By: Steve Smith
This company’s offers a stealth monopoly on the sound and entertainment systems are being integrated in everything from stadiums, cars, homes and headphones. This makes it an attractive acquisition target.
One of the great “ah ha” moments in my learning curve of stock investing was realizing that many of the great well-known brands I see and use in everyday life are owned by a parent company I barely heard or knew little about. Obvious examples are in the food and fashion industry where companies put at multiple lines of similar products to hit all tiers of price points and demographics; think early days of Gap (GPS) running the gamut from Old Navy up to Banana Republic.
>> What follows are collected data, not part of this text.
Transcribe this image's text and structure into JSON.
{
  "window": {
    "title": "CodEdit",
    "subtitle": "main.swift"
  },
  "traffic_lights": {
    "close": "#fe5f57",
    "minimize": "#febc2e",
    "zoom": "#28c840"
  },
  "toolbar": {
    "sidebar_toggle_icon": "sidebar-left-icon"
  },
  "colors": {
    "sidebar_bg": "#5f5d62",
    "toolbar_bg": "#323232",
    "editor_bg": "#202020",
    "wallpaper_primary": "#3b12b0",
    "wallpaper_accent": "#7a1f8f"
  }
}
Or Hormel (HRL) maker of spam, now buying organic Applegate.
This taught me to dig deeper and look for other companies that have a stealth monopoly on a category. A few years ago I discovered the maker of sound and entertainment equipment, essentially a technology company which was sneakily integrating its way into much of my daily life. After a recent pullback it looks like a sound investment ready to hit new high notes.
Harman International (HAR) was once a tightly held family company focused simply on high end audio components such as speakers. As the elders died off (sorry, it happens) new management has leveraged the name to make acquisitions, expanded the product line and became more shareholder friendly.
Harman now manufactures and installs audio, lighting and electronic systems for stadiums, movie and home theaters. It also has mobile applications and accessories such as ear buds, noise cancelling headphones under the Harman/Kardon and JBL brands. These are all solid business lines displaying good double digit growth and solid profit margins. The result is a stock that gained some 300% from 2012 to its recent peak of $150 in April of 2015 giving it a $8.7 billion market capitalization. I don’t throw this out as an idle statistic but as a potentially important catalyst. The most exciting and scalable growth potential comes from the automotive industry.
Driven to Dominate
One of the main drivers, pun intended, has been its domination as the Original Equipment Manufacturer (OEM) for the installation of audio/information systems in automobiles. Harman is well positioned to benefit as cars becoming large mobile “internet of things” device.
Harman’s recent acquisition of Bang & Olufsen Automotive car audio business cements its position as the de facto monopoly supplier for sound and software systems in cars that range from the Ford (F) to BMW.
The most recent car sales data was the strongest in over a decade. Harman systems are now standard equipment in nearly 80% of new cars and over 90% for high end autos priced over $60,000. Harman’s hand-in-glove relationship not only gives direct exposure to auto sales but also leverage for higher profit margins.
Which in turn makes it a very attractive acquisition target. As everyone from Google to Apple to Uber push into auto industry through software platforms to self-driving cars it might make sense to own the main component maker to create efficiencies of vertical integration. The above mentioned $8.7 billion market cap could command a 20% premium and still bes easily digestible by one the larger companies.
Even if the acquisition doesn’t play out Harman is on a nice growth path displaying double digit top and bottom line growth. The recent pullback towards the $123 level offers a good entry point.
I’m suggesting buying calls. Specifically;
-Buy October $125 calls for $8 a contract
I think this offers a great risk/reward. My expectations are shares make a new high above $150 by the October expiration which would give the calls a minimum value of over $25 or a 400% gain. That’s music to my ears.